Memes come out of nowhere, and they don't take holidays off. Last Thanksgiving, a Georgia grandmother named Sharon Weiss burned a Marie Callender's pumpkin pie, and posted a photo to the food company's Facebook page, bitterly writing, "Thanks Marie Calendar for ruining Thanksgiving dessert."
But this was no ordinary holiday dinner mistake. The pie in the photo looked like it had been dug out of the ruins of Pompeii. The crust was black, the filling was black, and in a delightful addition, the top of the blackened filling had been broken to show the softer -- but still totally torched -- filling underneath.
Social-media users were quick to jump on the disaster, pointing out that even Yule logs don't get this burned, and they sit directly in the fireplace.
Here's the update you've been burning for. Sharon Weiss and Marie Callender's have made up, and Weiss told me she now knows why her pie ended up looking like it was thrown into Mount Doom from.
"When I first took the pie out and saw how burnt it was, I immediately thought there was something wrong with either the pie or the directions," Weiss told me. "My comment to Marie Callender's was impulsive."
But then Weiss tried to bake a Thanksgiving turkey breast, which also came out looking cremated, "leading me to realize it may be a problem with the oven," Weiss said.
Before calling an appliance repair shop, Weiss' husband, Josh, discovered the mistake was user error -- exactly as the internet had declared.
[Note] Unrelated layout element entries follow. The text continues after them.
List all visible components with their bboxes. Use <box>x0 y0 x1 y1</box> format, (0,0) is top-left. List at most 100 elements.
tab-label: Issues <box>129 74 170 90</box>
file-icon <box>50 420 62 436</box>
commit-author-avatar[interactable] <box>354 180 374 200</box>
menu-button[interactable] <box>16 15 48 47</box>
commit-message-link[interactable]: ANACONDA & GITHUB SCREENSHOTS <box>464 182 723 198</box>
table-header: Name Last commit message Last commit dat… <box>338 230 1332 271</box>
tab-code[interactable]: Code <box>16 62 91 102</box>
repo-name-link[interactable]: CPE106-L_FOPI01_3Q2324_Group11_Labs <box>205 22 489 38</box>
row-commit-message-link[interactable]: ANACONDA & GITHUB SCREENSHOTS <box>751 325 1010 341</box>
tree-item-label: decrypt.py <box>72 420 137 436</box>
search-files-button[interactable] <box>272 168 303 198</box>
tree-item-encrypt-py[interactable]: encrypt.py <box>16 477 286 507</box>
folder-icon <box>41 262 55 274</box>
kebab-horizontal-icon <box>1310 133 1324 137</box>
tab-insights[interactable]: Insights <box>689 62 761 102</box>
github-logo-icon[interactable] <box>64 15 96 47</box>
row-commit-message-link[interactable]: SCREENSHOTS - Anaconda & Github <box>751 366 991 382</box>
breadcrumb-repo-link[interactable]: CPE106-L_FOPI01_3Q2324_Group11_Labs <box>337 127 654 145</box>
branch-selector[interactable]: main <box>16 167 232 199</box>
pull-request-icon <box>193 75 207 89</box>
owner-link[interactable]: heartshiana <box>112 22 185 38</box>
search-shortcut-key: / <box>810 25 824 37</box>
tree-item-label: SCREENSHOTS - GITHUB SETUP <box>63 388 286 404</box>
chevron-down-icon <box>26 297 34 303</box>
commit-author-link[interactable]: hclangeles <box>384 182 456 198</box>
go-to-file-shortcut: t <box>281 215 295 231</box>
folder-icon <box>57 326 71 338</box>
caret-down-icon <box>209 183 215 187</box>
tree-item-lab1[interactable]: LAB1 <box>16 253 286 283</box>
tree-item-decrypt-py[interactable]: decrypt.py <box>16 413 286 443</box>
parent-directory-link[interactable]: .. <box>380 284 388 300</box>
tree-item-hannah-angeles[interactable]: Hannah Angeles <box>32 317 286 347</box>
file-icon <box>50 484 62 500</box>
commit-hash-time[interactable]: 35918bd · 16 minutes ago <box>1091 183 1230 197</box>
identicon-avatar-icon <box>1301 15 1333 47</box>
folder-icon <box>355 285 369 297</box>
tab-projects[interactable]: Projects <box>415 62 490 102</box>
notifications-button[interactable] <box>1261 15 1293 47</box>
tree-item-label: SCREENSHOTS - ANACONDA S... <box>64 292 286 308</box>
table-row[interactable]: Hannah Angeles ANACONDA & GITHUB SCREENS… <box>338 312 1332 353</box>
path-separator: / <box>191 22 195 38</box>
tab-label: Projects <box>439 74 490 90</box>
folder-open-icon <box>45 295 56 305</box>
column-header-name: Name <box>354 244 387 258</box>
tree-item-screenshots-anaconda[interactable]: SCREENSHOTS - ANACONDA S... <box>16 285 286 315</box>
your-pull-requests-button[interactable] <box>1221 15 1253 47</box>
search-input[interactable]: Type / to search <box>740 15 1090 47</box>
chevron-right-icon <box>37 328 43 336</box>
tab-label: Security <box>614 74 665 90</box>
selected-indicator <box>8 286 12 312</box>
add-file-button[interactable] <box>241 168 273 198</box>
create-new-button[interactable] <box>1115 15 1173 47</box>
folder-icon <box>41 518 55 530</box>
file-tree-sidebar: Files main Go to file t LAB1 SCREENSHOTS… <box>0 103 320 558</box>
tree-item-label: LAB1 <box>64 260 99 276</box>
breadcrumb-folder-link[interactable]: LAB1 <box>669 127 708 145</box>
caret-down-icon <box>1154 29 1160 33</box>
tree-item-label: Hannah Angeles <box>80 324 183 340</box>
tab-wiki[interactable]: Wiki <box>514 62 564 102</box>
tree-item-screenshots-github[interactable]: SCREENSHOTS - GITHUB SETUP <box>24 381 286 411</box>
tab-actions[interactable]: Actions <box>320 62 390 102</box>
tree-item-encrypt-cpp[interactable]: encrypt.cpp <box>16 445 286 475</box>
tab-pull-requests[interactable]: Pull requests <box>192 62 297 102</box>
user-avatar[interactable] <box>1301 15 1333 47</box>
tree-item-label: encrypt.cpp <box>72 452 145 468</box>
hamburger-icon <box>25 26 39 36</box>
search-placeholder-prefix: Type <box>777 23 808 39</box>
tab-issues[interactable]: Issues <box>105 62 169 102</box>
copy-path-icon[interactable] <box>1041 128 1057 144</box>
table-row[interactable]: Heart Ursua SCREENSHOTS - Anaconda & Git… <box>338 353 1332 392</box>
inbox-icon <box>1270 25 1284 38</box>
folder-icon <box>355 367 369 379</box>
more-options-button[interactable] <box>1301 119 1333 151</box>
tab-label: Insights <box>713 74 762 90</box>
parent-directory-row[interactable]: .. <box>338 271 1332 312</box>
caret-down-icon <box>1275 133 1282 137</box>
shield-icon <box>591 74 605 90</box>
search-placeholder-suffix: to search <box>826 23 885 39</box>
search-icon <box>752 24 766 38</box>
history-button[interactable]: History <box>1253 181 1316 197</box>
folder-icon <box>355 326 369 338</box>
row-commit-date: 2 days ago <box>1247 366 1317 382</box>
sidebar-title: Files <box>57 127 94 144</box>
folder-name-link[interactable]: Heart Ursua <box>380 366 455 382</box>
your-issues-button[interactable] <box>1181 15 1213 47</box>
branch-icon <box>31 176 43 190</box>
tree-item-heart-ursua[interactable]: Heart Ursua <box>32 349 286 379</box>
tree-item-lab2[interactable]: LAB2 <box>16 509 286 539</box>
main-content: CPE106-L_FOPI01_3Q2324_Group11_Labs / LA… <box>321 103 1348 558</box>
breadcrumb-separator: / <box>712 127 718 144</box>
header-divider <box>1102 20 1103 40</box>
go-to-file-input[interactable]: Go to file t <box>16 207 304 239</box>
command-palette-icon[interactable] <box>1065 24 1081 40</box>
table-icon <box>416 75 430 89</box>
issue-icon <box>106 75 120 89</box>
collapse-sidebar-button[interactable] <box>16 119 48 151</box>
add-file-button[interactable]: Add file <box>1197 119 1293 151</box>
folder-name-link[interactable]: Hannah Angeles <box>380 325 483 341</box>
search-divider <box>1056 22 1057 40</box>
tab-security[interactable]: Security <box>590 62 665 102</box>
"Somehow, some way, the baking temperature had been changed from Fahrenheit to Celsius," Weiss told me. "The result was that when I set the temperature to 375, it was actually closer to 700 degrees Fahrenheit." (707, to be exact.)
That's right -- it wasn't Marie Callender's fault at all. Weiss' simple pumpkin pie met its death in a SEVEN HUNDRED DEGREE oven.
Or ... close to it. Most home ovens top out at around 500 degrees F or so, but even if Weiss' oven didn't reach 700 F, it was still cranking out much more heat than that poor pie required.
"We were able to return to Fahrenheit by just pushing a couple of buttons on the stove," Weiss said. "Problem solved."
But before this Fahrenheit/Celsius revelation, Weiss' impulsive Facebook comment blaming Marie Callender's had gone viral online. People were using the Facebook "marked safe" designation to mark themselves safe from Weiss' pie. Someone joked that Weiss would be asked to bring ice to the next holiday gathering, using a photo of charcoal to show "Sharon's ice."
"Did you get a free urn with the purchase of this pie?" someone asked.
Weiss got alerted early that her post had been noticed.
"My daughter called me and said, 'Mom, you've gone viral! All of my friends are asking if this is you!'" Weiss said.
But instead of sitting around fuming at her newfound fame, Weiss rolled with it. She called Marie Callender's, and says "we collectively agreed to take my post down." And now you can't find a bigger fan of the company than the woman who once thought it ruined her Thanksgiving.
"It was very clear to me from the beginning that they wanted to make things right," Weiss told me. The company posted a Christmas greeting joking about the burn, with the hashtag #SharonSomePie. And Weiss filmed a video for a company promotion for National Pie Day, displaying a giant timer and telling viewers to set their ovens for "Fahrenheit, not Sharonheit."
As for the infamous T-Day itself, Weiss says that once the oven temperature was switched back to the familiar Fahrenheit, she baked another pie (yes, Marie Callender's again), "and it was delicious."
Not only that, but her family had a "Thanksgiving redo" a few weeks after the holiday. This time, her adult children took care of all the cooking and baking, "and it was stress-free."
But what happened to the volcano-seared original pumpkin pie?
"Actually," Weiss admits, "the pie was put outside ... and disappeared."